The primary contribution of Al Gore's documentary, and the fanfare and awards that followed it, was the widespread social action it sparked nationwide. From the City of Austin's Plug-In Hybrid initiative to Wal-Mart's loud publicity of its sustainability initiatives, the documentary began public discussion of an issue that had, until that point, been dormant in corporate boardrooms and households alike. It's amazing that a movie is needed to grab the attention of the public on such an important issue and thus the attention of corporations but I'm glad something has. Now it's all the go to be "green" and cut back on carbon emissions/energy use to reduce global warming.

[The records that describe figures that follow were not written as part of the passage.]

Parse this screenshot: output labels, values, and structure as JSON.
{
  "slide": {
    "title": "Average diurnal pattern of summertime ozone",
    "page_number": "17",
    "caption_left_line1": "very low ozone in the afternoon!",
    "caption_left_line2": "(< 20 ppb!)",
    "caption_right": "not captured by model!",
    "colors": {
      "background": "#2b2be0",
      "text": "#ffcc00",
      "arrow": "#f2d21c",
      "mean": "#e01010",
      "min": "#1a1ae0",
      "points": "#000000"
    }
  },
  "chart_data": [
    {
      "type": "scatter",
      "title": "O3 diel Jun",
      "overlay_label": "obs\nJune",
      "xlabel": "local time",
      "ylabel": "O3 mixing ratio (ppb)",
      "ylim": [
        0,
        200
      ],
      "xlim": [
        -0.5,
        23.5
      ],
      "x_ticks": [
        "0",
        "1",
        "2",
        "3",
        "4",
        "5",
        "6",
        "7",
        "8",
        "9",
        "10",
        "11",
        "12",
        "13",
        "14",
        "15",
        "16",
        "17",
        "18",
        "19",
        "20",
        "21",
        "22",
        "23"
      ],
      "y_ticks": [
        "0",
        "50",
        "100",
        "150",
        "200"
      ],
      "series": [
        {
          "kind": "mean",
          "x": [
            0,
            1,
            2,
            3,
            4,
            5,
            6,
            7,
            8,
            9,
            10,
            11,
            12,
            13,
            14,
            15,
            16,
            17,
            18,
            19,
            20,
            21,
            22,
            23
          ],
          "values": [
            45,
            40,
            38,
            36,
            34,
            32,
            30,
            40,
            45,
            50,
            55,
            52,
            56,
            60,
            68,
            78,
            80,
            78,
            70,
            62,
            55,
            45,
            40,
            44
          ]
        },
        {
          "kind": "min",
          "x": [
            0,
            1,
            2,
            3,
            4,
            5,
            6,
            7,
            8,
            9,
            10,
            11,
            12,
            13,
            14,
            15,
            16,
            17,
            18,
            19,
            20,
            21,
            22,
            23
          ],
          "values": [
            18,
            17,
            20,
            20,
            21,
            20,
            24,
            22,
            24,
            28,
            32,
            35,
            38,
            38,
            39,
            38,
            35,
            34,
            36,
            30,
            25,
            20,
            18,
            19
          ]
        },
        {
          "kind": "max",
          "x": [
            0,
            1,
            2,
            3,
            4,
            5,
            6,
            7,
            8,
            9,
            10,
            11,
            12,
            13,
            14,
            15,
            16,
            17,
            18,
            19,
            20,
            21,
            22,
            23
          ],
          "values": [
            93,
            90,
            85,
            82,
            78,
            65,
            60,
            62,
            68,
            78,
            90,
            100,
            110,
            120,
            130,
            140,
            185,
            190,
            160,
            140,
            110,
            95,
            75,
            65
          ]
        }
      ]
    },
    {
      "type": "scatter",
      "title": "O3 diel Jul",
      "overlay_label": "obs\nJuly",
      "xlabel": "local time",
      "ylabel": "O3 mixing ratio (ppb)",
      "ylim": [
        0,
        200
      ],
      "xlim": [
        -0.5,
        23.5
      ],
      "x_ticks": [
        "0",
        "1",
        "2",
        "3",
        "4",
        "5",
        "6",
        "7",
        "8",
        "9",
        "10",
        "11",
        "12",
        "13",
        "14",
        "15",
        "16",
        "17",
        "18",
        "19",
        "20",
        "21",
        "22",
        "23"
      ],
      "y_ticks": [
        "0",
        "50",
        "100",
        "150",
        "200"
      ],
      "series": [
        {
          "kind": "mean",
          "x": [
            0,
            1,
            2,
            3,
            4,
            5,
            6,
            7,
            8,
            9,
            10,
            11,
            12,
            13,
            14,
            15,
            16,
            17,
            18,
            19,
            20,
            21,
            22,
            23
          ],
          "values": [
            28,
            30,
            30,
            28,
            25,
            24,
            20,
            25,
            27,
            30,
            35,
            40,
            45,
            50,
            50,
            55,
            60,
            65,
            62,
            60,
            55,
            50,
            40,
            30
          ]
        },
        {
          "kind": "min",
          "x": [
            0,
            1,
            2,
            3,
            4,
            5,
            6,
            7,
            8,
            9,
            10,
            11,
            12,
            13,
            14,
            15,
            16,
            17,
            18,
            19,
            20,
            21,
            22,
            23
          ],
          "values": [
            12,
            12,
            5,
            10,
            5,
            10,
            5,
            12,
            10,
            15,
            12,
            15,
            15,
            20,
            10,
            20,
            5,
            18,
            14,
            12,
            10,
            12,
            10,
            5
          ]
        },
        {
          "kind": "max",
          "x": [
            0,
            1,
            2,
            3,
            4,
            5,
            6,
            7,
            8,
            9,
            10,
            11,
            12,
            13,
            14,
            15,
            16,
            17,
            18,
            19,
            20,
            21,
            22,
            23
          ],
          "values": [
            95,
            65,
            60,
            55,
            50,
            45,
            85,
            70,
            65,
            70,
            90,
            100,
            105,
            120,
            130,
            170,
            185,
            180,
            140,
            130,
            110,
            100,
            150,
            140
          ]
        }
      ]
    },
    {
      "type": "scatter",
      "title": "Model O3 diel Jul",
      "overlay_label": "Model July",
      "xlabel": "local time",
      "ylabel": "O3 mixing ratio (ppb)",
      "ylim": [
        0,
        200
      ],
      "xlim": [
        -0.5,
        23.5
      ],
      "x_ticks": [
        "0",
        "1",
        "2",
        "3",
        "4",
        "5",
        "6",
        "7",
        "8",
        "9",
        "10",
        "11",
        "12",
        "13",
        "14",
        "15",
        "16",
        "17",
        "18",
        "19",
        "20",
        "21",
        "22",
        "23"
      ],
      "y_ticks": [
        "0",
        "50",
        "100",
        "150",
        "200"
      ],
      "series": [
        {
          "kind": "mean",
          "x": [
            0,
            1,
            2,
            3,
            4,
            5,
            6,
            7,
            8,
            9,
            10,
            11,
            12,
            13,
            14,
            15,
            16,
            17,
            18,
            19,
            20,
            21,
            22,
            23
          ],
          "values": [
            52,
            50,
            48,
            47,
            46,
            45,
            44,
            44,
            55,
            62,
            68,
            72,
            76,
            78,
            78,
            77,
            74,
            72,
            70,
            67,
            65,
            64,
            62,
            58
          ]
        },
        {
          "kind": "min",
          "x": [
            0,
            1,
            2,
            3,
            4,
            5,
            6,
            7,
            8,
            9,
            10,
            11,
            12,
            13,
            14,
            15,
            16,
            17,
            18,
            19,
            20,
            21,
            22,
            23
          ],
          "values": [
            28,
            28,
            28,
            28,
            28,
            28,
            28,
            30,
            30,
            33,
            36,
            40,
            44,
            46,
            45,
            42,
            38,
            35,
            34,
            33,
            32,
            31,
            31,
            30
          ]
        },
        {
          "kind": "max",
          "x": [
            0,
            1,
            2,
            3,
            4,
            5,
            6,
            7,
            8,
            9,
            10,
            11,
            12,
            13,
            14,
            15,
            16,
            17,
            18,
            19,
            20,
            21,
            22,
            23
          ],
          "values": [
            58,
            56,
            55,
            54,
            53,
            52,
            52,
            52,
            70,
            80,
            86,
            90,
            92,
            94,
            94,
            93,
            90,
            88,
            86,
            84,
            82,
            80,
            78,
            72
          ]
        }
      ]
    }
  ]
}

The documentary follows Gore to a conference in China, and the exchange that follows reminds us that decisions made here in the US have environmental impacts globally. The longterm impacts of American business to shift manufacturing operations to South Asia, and specifically China, have put a huge drain on that region's resources. Water is being re-routed from agriculture to city centers in order to produce more petroleum and plastic, thus straining China's water resources as well as increasing the price of grain, contributing more carbon emissions, and polluting the already strained water resource. A poster child for environmental intent clashing with commercial realities is the Three Gorges Dam Project, a skirmish in the broader water crisis in China.
Al Gore's Nobel Prize highlights global agreement on the potential impact of irresponsible environmental policy. We need to get beyond politics and semantics and focus on the fundamental issue of human sustainability that An Inconvenient Truth so eloquently framed.